I stayed with him long enough to earn a second-hand suit
of clothes he owned, which was too small for him, but almost fitted me
... civilian clothes ... my soldier clothes were worn to tatters.
* * * * *
I picked up another pal. A chunky, beefy nondescript. I was meditating a
jump across "the desert." The older hoboes had warned me against it,
saying it was a cruel trip ... the train crews knew no compunction
against ditching a fellow anywhere out in the desert, where there would
be nothing but a tank of brackish water....
My new chum, on the other hand, swore, that, to one who knew the ropes,
it was not so hard to make the jump on the Southern Pacific ... through
Arizona and New Mexico, to El Paso.

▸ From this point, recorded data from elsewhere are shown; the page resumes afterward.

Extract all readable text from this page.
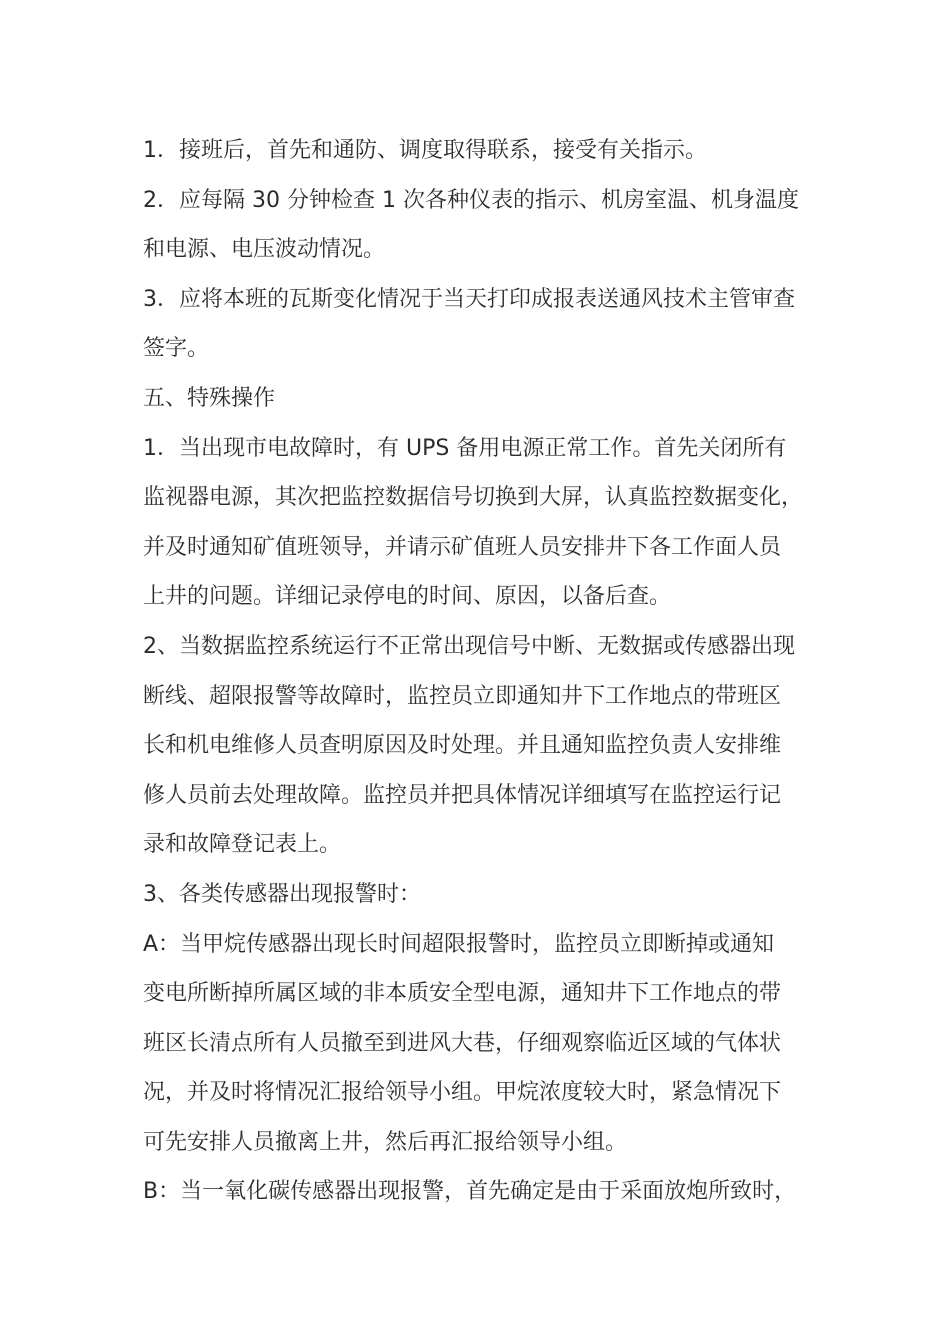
1．接班后，首先和通防、调度取得联系，接受有关指示。

2．应每隔 30 分钟检查 1 次各种仪表的指示、机房室温、机身温度
和电源、电压波动情况。

3．应将本班的瓦斯变化情况于当天打印成报表送通风技术主管审查
签字。

五、特殊操作

1．当出现市电故障时，有 UPS 备用电源正常工作。首先关闭所有
监视器电源，其次把监控数据信号切换到大屏，认真监控数据变化，
并及时通知矿值班领导，并请示矿值班人员安排井下各工作面人员
上井的问题。详细记录停电的时间、原因，以备后查。

2、当数据监控系统运行不正常出现信号中断、无数据或传感器出现
断线、超限报警等故障时，监控员立即通知井下工作地点的带班区
长和机电维修人员查明原因及时处理。并且通知监控负责人安排维
修人员前去处理故障。监控员并把具体情况详细填写在监控运行记
录和故障登记表上。

3、各类传感器出现报警时：

A：当甲烷传感器出现长时间超限报警时，监控员立即断掉或通知
变电所断掉所属区域的非本质安全型电源，通知井下工作地点的带
班区长清点所有人员撤至到进风大巷，仔细观察临近区域的气体状
况，并及时将情况汇报给领导小组。甲烷浓度较大时，紧急情况下
可先安排人员撤离上井，然后再汇报给领导小组。

B：当一氧化碳传感器出现报警，首先确定是由于采面放炮所致时，
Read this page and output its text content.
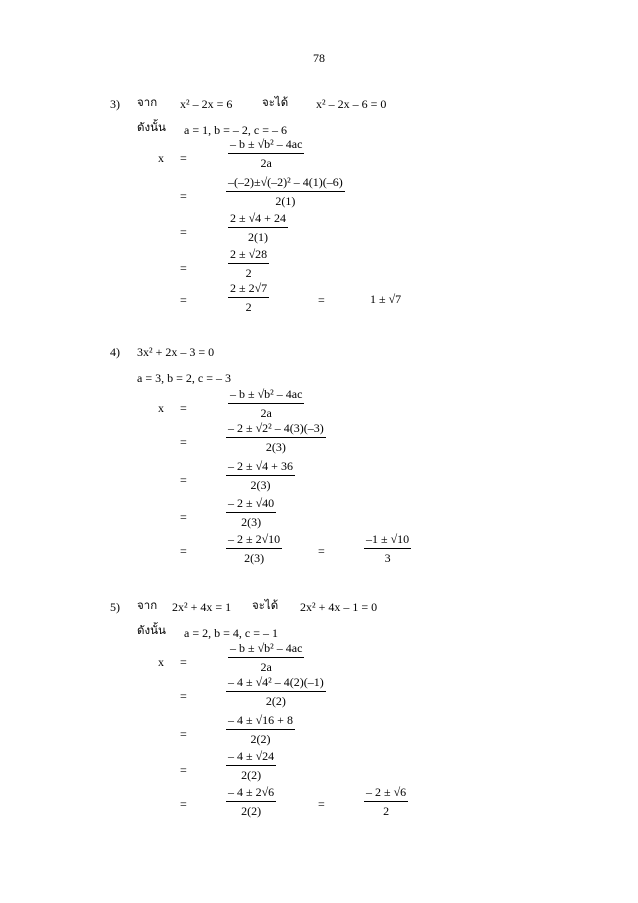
78
3) จาก x² – 2x = 6	จะได้ x² – 2x – 6 = 0
ดังนั้น a = 1, b = – 2, c = – 6
x =	$\frac{\text{– b ± √b² – 4ac}}{2a}$
=	$\frac{\text{–(–2)±√(–2)² – 4(1)(–6)}}{2(1)}$
=	$\frac{2 \pm √4 + 24}{2(1)}$
=	$\frac{2 \pm √28}{2}$
=	$\frac{2 \pm 2√7}{2}$	=	1 ± √7
4) 3x² + 2x – 3 = 0
a = 3, b = 2, c = – 3
x =	$\frac{\text{– b ± √b² – 4ac}}{2a}$
=	$\frac{\text{– 2 ± √2² – 4(3)(–3)}}{2(3)}$
=	$\frac{- 2 \pm √4 + 36}{2(3)}$
=	$\frac{- 2 \pm √40}{2(3)}$
=	$\frac{- 2 \pm 2√10}{2(3)}$	=	$\frac{-1 \pm √10}{3}$
5) จาก 2x² + 4x = 1 จะได้ 2x² + 4x – 1 = 0
ดังนั้น a = 2, b = 4, c = – 1
x =	$\frac{\text{– b ± √b² – 4ac}}{2a}$
=	$\frac{\text{– 4 ± √4² – 4(2)(–1)}}{2(2)}$
=	$\frac{- 4 \pm √16 + 8}{2(2)}$
=	$\frac{- 4 \pm √24}{2(2)}$
=	$\frac{- 4 \pm 2√6}{2(2)}$	=	$\frac{- 2 \pm √6}{2}$
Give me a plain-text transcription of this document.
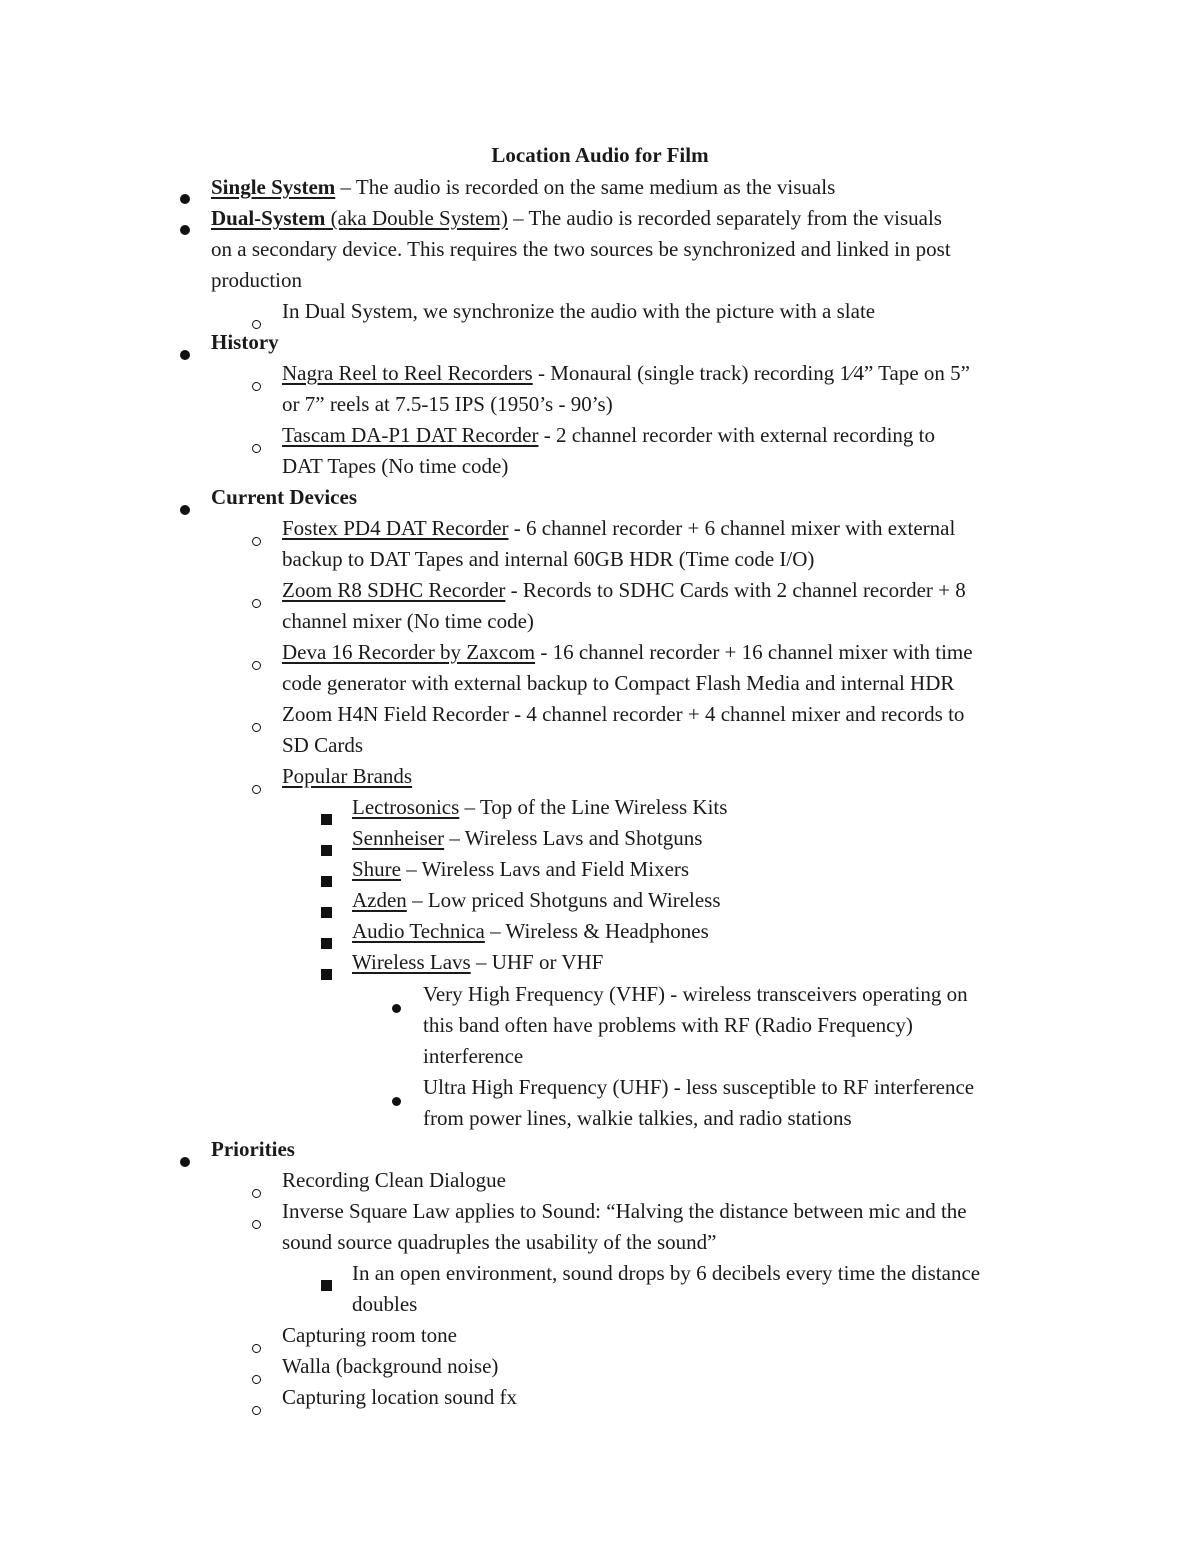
Location Audio for Film
Single System – The audio is recorded on the same medium as the visuals
Dual-System (aka Double System) – The audio is recorded separately from the visuals
on a secondary device. This requires the two sources be synchronized and linked in post
production
In Dual System, we synchronize the audio with the picture with a slate
History
Nagra Reel to Reel Recorders - Monaural (single track) recording 1⁄4” Tape on 5”
or 7” reels at 7.5-15 IPS (1950’s - 90’s)
Tascam DA-P1 DAT Recorder - 2 channel recorder with external recording to
DAT Tapes (No time code)
Current Devices
Fostex PD4 DAT Recorder - 6 channel recorder + 6 channel mixer with external
backup to DAT Tapes and internal 60GB HDR (Time code I/O)
Zoom R8 SDHC Recorder - Records to SDHC Cards with 2 channel recorder + 8
channel mixer (No time code)
Deva 16 Recorder by Zaxcom - 16 channel recorder + 16 channel mixer with time
code generator with external backup to Compact Flash Media and internal HDR
Zoom H4N Field Recorder - 4 channel recorder + 4 channel mixer and records to
SD Cards
Popular Brands
Lectrosonics – Top of the Line Wireless Kits
Sennheiser – Wireless Lavs and Shotguns
Shure – Wireless Lavs and Field Mixers
Azden – Low priced Shotguns and Wireless
Audio Technica – Wireless & Headphones
Wireless Lavs – UHF or VHF
Very High Frequency (VHF) - wireless transceivers operating on
this band often have problems with RF (Radio Frequency)
interference
Ultra High Frequency (UHF) - less susceptible to RF interference
from power lines, walkie talkies, and radio stations
Priorities
Recording Clean Dialogue
Inverse Square Law applies to Sound: “Halving the distance between mic and the
sound source quadruples the usability of the sound”
In an open environment, sound drops by 6 decibels every time the distance
doubles
Capturing room tone
Walla (background noise)
Capturing location sound fx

He said he would show me how to
wiggle into the refrigerator box of an orange car ... on either end of
the orange car is a refrigerator box, if I remember correctly ... access
to which is gained through the criss-cross bars that hold up a sort of
trap-door at the top. It was in the cold season, so there was now no ice
inside. These trap-doors are always officially sealed, when the car is
loaded. To break a seal is a penitentiary offense.
I stood off and inspected the place I was supposed to go in at. The
triangular opening seemed too small for a baby to slide through. I
looked my chunky pal up and down and laughed.